En Colombia, como lo explica la experta de Dejusticia, Tatiana Andia, los derechos a la salud son muy garantistas y por eso las medicinas, inclusive las que son elaboradas para enfermedades de alto costo como el cáncer, son pagadas con los recursos públicos, con los impuestos. En otros países del mundo hay listas claras que definen que sí debe ser pagado por el Estado y qué no, y con base en esos listados los países regulan los precios de los medicamentos con el único precepto de su eficacia terapéutica.
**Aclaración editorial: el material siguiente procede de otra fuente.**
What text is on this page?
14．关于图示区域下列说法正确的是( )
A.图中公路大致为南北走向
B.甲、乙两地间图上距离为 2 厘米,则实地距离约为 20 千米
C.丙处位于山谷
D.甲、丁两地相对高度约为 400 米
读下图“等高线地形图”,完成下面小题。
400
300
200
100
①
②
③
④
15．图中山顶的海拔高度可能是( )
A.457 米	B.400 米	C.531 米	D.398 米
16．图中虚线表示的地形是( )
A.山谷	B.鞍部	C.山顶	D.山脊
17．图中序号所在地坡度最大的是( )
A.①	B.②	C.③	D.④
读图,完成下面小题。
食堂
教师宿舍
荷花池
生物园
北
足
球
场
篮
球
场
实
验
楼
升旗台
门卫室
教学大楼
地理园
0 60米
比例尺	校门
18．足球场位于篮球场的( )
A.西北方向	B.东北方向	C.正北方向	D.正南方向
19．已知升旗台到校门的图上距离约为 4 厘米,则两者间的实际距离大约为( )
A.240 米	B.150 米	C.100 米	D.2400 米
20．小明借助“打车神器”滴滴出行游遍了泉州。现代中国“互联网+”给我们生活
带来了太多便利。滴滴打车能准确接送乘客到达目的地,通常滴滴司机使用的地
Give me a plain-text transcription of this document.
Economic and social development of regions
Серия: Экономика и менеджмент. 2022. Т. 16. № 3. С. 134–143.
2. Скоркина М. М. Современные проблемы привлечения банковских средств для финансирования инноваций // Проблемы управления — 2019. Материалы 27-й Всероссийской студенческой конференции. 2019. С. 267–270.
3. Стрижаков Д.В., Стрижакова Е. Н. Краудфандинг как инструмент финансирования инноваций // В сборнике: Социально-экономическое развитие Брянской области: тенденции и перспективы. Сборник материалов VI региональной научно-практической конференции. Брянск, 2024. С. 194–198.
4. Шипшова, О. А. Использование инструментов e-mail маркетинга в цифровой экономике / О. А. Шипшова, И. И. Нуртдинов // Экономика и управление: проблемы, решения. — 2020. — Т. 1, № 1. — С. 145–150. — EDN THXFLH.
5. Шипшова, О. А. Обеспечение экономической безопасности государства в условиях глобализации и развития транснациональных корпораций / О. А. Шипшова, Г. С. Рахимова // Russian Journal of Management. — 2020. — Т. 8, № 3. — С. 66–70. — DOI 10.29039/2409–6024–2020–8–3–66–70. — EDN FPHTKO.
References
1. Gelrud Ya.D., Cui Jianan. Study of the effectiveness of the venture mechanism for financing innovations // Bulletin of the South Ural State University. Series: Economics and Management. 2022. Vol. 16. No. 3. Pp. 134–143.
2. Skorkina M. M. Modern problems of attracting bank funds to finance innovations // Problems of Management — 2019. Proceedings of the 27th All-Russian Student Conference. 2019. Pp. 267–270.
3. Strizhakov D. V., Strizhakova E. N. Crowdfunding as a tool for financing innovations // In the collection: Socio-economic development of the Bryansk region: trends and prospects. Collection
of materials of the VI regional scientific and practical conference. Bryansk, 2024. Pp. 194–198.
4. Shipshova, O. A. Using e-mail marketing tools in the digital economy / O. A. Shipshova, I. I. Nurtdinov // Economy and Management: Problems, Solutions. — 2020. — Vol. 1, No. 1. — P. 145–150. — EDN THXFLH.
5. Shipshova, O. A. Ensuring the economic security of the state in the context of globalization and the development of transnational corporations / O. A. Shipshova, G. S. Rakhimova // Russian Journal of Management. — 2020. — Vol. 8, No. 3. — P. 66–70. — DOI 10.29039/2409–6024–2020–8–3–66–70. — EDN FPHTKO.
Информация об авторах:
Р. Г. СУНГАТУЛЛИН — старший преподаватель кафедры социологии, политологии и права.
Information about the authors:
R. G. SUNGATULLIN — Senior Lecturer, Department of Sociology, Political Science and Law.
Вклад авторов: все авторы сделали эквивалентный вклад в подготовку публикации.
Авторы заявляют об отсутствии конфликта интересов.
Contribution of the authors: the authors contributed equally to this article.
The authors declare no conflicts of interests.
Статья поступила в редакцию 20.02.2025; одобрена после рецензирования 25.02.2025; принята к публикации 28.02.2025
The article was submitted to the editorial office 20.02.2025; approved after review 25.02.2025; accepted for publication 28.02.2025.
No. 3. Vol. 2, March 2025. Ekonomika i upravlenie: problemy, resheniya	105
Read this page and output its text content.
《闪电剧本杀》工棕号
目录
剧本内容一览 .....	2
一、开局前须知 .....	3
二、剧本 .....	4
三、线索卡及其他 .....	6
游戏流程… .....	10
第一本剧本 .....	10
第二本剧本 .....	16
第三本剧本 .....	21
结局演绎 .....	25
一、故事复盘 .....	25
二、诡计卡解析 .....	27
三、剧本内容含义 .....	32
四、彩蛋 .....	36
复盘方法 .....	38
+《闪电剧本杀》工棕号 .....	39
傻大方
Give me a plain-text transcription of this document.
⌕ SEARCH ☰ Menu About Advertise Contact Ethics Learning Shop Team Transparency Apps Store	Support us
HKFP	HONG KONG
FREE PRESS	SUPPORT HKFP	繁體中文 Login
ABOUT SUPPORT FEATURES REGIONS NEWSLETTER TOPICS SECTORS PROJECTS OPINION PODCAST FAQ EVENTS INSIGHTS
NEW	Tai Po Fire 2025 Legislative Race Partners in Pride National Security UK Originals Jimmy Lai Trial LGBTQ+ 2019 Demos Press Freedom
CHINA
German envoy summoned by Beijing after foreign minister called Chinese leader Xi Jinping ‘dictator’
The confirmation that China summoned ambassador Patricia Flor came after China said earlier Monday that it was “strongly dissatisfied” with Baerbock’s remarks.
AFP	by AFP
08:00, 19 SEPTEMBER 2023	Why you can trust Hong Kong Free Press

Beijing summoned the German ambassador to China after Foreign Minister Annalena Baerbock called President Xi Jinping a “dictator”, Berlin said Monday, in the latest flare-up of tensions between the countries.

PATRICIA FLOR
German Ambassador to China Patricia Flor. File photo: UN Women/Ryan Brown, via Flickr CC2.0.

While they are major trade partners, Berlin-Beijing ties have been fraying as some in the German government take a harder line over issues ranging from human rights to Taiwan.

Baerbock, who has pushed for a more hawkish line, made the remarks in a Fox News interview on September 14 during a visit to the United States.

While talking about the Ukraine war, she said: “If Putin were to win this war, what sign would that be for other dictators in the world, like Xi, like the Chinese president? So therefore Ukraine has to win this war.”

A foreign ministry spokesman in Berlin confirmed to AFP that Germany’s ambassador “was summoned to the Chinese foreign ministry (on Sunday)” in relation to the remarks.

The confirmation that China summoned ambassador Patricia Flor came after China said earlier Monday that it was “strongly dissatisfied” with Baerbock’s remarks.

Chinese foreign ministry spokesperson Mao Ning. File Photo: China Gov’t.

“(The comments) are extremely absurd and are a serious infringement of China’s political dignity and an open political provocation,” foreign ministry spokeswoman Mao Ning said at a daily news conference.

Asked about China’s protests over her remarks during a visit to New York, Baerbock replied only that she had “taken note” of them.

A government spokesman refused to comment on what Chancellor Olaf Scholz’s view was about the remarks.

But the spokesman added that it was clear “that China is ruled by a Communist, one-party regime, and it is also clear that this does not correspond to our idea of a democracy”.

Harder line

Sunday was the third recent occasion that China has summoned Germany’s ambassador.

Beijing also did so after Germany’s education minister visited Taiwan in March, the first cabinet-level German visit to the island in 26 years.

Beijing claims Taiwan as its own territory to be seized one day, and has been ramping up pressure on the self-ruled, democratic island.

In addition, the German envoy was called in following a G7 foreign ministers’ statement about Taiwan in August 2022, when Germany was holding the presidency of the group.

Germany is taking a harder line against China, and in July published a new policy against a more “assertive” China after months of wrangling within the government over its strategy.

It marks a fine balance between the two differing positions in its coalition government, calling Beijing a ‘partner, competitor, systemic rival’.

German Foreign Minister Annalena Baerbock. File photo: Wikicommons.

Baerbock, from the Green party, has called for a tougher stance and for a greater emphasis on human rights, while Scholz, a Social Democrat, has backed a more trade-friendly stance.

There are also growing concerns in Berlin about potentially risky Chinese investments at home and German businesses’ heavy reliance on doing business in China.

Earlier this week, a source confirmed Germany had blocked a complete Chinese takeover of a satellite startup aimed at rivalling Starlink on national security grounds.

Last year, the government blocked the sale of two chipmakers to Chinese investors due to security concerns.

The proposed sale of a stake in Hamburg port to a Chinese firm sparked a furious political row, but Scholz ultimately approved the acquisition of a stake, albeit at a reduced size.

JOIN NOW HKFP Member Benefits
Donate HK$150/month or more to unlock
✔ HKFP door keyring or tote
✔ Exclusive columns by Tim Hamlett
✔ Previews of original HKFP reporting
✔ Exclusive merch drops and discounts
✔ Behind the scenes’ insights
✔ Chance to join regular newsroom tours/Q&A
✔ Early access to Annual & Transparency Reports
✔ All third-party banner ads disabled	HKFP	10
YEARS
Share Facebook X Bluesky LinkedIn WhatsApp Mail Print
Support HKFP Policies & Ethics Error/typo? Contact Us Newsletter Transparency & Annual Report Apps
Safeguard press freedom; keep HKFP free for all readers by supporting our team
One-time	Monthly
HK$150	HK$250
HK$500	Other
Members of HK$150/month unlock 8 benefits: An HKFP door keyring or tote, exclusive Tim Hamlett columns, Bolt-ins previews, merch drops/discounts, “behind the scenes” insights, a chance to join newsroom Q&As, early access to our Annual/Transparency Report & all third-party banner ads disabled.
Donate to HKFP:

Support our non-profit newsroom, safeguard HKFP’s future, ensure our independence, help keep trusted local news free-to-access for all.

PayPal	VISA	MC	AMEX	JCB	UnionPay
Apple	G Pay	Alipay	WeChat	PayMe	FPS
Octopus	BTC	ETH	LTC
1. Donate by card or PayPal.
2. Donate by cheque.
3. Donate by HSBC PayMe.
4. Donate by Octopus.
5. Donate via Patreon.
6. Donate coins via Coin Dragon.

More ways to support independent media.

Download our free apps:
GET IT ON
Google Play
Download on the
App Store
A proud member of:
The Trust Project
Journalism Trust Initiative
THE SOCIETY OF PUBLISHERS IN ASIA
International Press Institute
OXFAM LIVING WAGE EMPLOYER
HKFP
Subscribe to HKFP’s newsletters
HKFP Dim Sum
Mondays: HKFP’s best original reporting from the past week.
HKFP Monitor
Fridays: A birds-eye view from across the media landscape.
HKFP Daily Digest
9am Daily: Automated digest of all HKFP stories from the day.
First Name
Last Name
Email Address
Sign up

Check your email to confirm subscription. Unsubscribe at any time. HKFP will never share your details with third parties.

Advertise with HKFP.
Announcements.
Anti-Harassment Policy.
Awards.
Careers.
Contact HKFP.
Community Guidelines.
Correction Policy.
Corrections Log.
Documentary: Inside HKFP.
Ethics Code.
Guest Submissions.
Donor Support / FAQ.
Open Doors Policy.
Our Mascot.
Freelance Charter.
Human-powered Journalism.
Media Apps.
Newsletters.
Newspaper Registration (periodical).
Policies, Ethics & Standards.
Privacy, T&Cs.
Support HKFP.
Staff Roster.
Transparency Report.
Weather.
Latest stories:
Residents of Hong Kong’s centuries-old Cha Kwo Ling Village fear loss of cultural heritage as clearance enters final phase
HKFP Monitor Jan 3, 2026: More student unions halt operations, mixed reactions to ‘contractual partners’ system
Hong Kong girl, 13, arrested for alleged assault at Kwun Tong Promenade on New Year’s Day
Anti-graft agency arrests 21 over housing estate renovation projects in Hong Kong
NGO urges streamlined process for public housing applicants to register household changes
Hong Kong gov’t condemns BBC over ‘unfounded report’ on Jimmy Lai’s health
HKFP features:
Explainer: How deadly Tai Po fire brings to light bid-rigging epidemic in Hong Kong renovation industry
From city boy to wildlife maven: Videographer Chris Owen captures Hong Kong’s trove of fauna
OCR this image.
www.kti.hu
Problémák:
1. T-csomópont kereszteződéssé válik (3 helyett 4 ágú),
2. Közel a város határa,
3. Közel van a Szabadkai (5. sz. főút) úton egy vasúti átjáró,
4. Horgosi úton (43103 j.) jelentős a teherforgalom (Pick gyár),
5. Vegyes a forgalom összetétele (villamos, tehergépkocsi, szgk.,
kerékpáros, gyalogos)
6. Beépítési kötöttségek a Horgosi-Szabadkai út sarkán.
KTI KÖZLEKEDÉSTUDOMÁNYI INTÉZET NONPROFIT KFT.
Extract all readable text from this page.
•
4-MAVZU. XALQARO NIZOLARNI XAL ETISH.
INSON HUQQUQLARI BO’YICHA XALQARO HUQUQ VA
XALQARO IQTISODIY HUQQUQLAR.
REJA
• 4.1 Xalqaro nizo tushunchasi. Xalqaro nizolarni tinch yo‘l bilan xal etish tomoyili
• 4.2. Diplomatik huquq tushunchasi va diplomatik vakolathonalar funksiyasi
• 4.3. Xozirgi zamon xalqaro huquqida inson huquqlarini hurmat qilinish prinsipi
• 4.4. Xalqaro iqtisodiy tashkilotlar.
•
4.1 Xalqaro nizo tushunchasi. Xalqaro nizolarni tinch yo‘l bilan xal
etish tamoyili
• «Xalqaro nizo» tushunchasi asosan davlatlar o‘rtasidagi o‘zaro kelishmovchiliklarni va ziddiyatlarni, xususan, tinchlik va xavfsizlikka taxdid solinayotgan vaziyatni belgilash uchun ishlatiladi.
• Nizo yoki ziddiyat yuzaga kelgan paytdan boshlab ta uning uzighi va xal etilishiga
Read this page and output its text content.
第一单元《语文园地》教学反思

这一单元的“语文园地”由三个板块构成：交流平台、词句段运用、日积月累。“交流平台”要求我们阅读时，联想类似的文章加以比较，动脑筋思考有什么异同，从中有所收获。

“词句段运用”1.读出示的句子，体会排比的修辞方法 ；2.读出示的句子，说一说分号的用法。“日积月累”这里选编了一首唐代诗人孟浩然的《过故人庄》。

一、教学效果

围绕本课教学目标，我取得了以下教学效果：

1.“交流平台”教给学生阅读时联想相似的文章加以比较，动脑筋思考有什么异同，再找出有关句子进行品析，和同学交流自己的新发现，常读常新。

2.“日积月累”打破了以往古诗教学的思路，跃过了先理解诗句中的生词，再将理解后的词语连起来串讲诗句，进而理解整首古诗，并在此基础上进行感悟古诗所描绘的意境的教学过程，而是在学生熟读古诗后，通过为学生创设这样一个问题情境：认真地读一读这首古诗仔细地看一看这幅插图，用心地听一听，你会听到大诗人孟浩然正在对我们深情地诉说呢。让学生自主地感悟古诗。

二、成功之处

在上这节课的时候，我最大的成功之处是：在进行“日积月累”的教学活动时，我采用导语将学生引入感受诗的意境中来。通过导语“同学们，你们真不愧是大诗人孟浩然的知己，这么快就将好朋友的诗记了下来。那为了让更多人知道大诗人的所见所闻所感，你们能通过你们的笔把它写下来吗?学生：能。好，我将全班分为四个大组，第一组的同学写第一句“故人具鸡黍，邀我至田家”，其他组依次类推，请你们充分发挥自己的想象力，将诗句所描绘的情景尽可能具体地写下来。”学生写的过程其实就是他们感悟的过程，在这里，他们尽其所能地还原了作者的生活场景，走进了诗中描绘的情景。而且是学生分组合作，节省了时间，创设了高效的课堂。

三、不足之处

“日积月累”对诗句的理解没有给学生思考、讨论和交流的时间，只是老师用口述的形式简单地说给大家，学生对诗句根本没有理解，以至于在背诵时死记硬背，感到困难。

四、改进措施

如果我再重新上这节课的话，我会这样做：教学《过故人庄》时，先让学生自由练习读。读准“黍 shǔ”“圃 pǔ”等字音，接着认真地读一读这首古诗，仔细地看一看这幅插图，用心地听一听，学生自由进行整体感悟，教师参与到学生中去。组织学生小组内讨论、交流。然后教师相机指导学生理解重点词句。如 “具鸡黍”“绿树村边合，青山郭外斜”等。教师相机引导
En Colombia esto no ocurre. Aunque el Ministerio ha sacado listados con el tope máximo de precios a medicamentos para todo tipo de enfermedades-la más reciente incluyó cientos de anticonceptivos-, los precios de las medicinas que ingresan al país son reguladas básicamente por la ley natural del mercado. Y esto, al ser el Estado el principal comprador, causa unos precios altos que se incrementan de acuerdo a la demanda y le produce al Gobierno unos enormes costos.
Gaviria tuvo desencuentros con las empresas colombianas. Profamilia, una de las entidades rectoras de los derechos sexuales reproductivos le dijo al Ministerio en la última resolución de regulación, que el impacto podría ser que las empresas farmacéuticas sacaran del mercado algunos medicamentos anticonceptivos por no poderse vender. La sociedad de ginecólogos y obstetras argumentó que algunos antinconceptivos eran usados por dermatólogos para frenar problemas en la piel y pidió una revisión de algunos de ellos.
Pero la batalla realmente importante fue en escenarios internacionales. Las empresas líderes en farmacia de Estados Unidos enviaron cartas al representante de Tratados Comerciales, Robert Lightizer, advirtiéndole de la regulación estatal adelantada por el gobierno colombiano y pidieron que se considerara el ingreso de Colombia a la OCDE, lo que finalmente no pudieron detener.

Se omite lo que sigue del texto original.